# [Physics] Quantum Mechanics and the Airy Function, the physics of the turning point

homework-and-exercisespotentialquantum mechanicsschroedinger equation

I'm working with the Airy function, and the book states at $x=0$ is a turning point, and there are two very different behaviors on either side. In general what a does a turning point mean in differential equations? A point where the highest order derivative in the equation equals zero? The book says this makes sense, oscillatory and decaying on either side of the turning point. But if $E>$ turning point it decays, that's the opposite case of the finite square well right? if $E<$ potential then it decays. What does it physically mean to have a turning point there, and why is it oscillatory when $E$ is greater than the turning point? This is so unintuitive, these potentials confuse me.

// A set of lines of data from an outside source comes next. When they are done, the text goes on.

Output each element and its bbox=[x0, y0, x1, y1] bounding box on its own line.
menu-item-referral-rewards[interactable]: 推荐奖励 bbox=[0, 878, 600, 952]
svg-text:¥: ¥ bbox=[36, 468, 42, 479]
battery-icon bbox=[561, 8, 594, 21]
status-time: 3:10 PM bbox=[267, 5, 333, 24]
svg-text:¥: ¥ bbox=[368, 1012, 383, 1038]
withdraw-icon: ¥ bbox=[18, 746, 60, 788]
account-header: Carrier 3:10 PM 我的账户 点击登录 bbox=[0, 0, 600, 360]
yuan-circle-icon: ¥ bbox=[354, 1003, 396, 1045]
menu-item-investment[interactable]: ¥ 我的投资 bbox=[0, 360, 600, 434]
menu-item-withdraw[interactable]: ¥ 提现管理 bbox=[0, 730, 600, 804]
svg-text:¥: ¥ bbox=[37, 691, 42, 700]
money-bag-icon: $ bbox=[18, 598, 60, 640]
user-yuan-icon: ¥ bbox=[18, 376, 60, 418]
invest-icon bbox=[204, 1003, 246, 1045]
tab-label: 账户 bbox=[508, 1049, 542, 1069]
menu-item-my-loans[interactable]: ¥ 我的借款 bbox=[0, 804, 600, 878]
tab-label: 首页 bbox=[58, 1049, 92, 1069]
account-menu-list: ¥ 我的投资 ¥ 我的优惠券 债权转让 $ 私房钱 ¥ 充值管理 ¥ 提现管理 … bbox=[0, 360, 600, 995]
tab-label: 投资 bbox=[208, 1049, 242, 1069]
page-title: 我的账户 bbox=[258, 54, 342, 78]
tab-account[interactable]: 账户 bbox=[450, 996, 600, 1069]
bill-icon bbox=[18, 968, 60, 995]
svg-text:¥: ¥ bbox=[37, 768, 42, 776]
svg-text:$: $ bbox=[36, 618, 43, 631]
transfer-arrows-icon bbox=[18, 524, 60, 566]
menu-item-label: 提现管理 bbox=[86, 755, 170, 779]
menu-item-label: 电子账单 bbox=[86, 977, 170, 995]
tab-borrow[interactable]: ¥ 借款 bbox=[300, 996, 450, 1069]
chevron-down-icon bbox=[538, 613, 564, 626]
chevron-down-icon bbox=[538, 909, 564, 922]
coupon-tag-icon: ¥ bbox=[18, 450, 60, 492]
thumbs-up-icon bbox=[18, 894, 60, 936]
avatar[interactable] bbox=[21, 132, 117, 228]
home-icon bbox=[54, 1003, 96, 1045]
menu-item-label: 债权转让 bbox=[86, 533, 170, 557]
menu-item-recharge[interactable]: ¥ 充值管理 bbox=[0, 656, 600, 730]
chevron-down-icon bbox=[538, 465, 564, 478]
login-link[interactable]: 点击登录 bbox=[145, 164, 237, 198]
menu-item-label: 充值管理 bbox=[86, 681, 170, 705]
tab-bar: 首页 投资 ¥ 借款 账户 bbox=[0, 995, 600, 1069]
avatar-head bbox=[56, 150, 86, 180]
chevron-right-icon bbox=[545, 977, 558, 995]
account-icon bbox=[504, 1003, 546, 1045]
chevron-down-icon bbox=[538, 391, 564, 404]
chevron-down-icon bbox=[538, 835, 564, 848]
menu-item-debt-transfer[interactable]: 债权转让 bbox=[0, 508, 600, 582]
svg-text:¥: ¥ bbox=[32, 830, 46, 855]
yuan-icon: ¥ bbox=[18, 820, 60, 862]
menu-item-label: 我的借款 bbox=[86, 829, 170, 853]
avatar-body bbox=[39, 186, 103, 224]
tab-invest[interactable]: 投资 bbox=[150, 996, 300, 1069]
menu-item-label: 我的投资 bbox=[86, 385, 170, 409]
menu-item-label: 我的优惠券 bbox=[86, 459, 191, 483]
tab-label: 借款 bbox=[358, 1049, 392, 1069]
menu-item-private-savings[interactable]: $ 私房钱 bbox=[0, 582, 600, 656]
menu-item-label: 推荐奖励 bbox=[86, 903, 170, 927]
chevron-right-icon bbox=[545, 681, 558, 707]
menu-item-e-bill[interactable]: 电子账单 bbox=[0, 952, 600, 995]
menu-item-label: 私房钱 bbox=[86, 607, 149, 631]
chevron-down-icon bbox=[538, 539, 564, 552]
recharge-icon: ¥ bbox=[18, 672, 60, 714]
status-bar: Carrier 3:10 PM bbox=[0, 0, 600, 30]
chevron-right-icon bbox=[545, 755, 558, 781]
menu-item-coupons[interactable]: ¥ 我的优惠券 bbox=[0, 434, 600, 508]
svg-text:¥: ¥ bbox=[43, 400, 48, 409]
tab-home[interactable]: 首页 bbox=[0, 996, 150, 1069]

Consider first the classical theory. Turning points are these points $x$ where the total energy is completely stored in the potential energy, $E = V(x)$. Hence the kinetic energy is zero at these points. For example consider the potential of the Harmonic Oscillator $V(x) = x^2 / 2$. Then the turning points are $x_t = \pm \sqrt{2 E}$. The pendulum oscillates between $x_{-} = - \sqrt{2 E}$ and $x_{+} = - \sqrt{2 E}$, and hence makes a turn at these maximal points.
Now turn to the quantum mechanic picture, or to be more exact to the semiclassical WKB method. One tries to approximate the quantum mechanic solution by some other functions. In the case of the Harmonic Oscillator these approximating functions are exactly the Airy functions (with some prefactors). So looking at the solution from wikipedia, one sees that the behavior of the wavefunction changes at the turning points (the potential is drawn in blue, so the turning points are approximately where the wavefunctions intersects the blue graph). For the region between the $x_t$ one has an oscillation whereas for greater $x$ the wavefunction is exponentially damped. This is just as for the Airy function.